We are currently developing some tools using GNUstep on Win32 (yeah, I know...), so I thought I'd chip in to tell I really like this proposal. In fact, we were already studying something like this. It is very important for us that our clients can use the apps without having to go through a shell script, and requiring the gnustep-make package for just running applications is a mess for us.

THE KEY CHANGE:
GNUstep now relies on a configuration file to determine paths. The file is
'/etc/GNUstep/GNUstep.conf'
{a conf file is the Unix/POSIX thing to do. The directory is already there
for Window Maker. We just use it}
Since this is sufficient for gnustep-base to determine it's paths there is
no need to source GNUstep.sh or even have the gnustep-make package
installed.
The configuration file is sufficiently flexible to allow GNUstep to
basically accommodate most file heirarchy standards.


In Win32, maybe the best solution would be to install it wherever gnustep-base.dll is, so that accessing it is very easy.

(snip)

Another advantage I see is that with this proposal users can keep their normal $HOMEPATH (in Windows XP it always has spaces in it, as $USERPROFILE does), as binaries shouldn't have any problem with that, and just developers need to change their HOME to a non-spaced dir :)


OPEN QUESTIONS
===============
1. GNUstep installation should set up a GNUstep.conf file if needed. I have
a set for different platforms. That's easy. The question is which package
should be responsible for it's set up or installation?

2. It's nice to have a tool to open any installed GNUstep application. Let's
call it $open.app$ for arguments sake. Should we install $open.app$ into
/usr/bin as well?  (I think so. It's a tool for all users.)


It should be a binary app, if possible.

Alternatively, we require $GNUSTEP_SYSTEM_ROOT/Tools/$LIBRARY-COMBO in
everyone's path in order to use tools from the command line.

QUESTIONS-FHS
==============
If the Developer sub-tree is for things of relevance only to Developers
(which is the NeXT/Apple way)
* Headers should go here
* So should all API documentation
* and Applications specifically for development

and static libraries, at least on Win32 as DLLs go to Tools. Maybe in POSIX too, as only .so are required for executing, but this goes against tradition having .a and .so at the same dir, so I guess it's not important.

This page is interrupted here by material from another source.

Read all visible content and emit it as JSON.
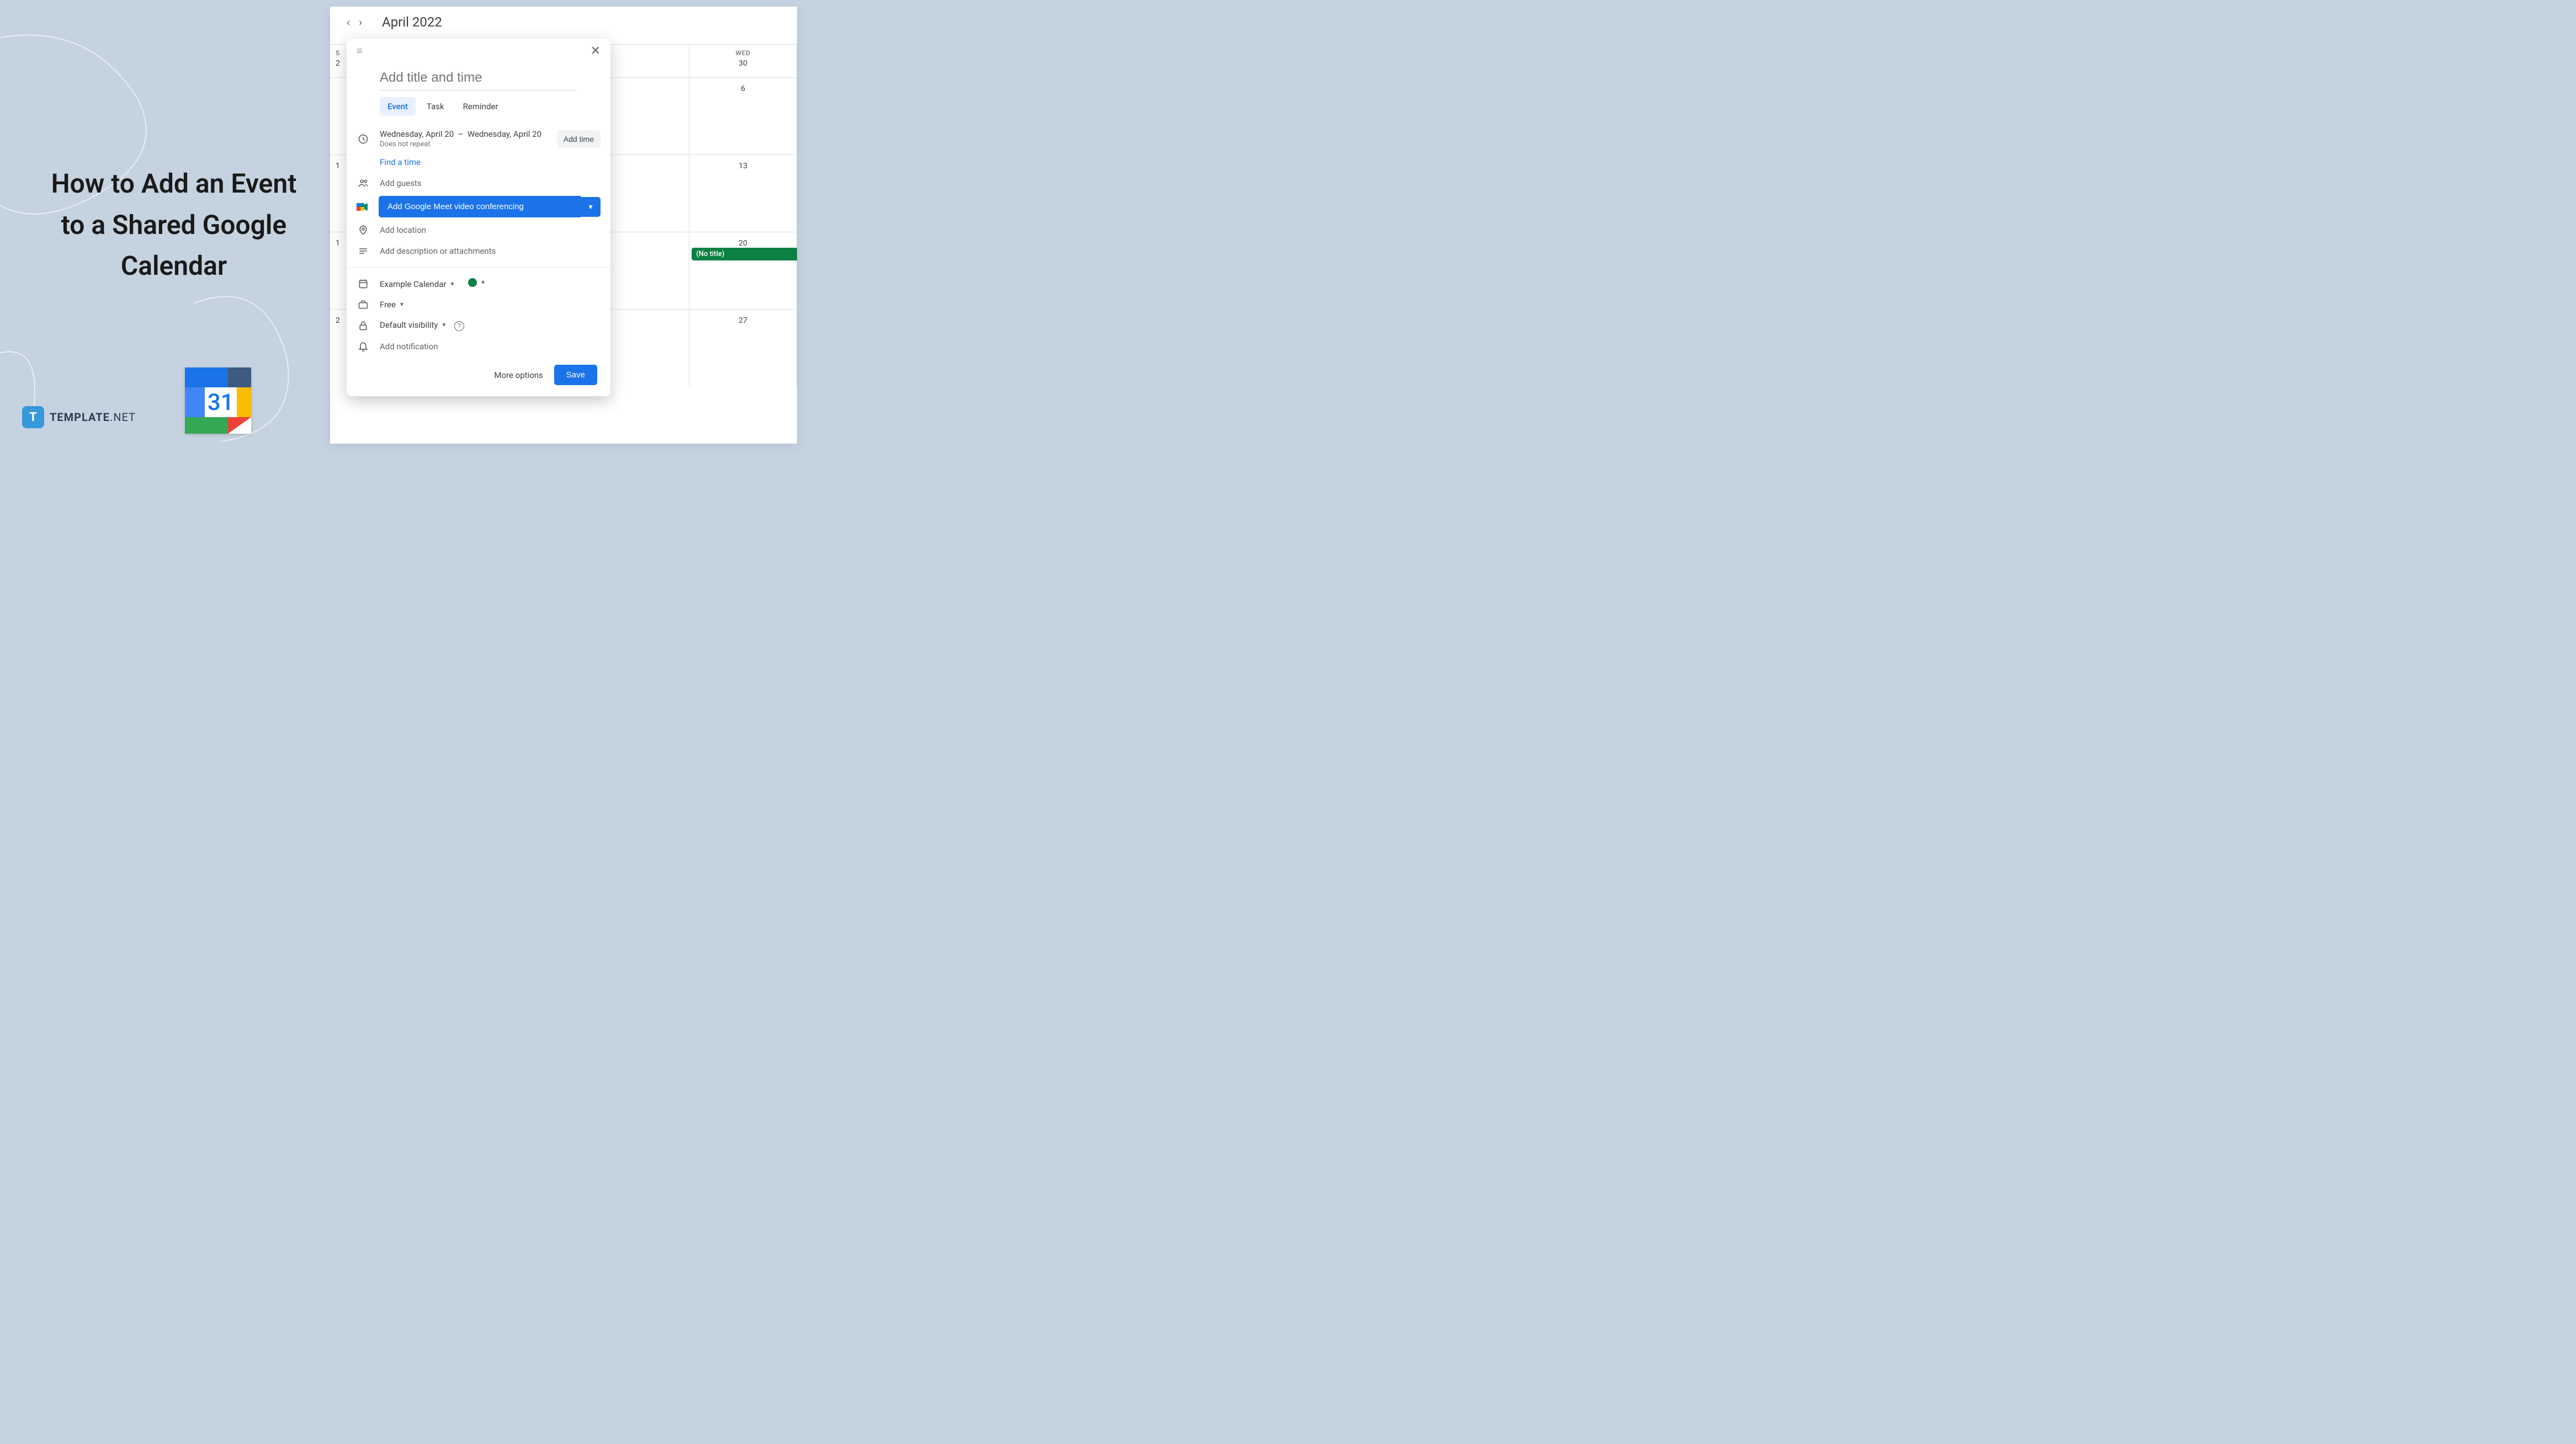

By the way, DLLs need to be in the Tools folder in Win32 because this brain-dead system has only just one path, not one for binaries and another for libraries.


Where does the Makefiles package really go?
* It's for developers. It should go into the Developer sub-heirarchy
- thus it should go into $GNUSTEP_SYSTEM_ROOT/Developer/Makefiles

Proposed Developer sub-heirarchy:
/System
  /Applications
  /Developer
    /Applications
      /Gorm.app
      /ProjectCenter.app
    /Documentation
      /Base
      /Gui
      /Back
    /Headers
    /Makefiles
     /Libs in Win32
  /Library
  /Tools

I'll even update make/Documentation/filesystem.texi...

Another advantage of this layout is that you could drag install developer
tools from one machine to another.


Regards,
Sheldon

Thanks a lot for this work, tell us if you need help porting it to Win32.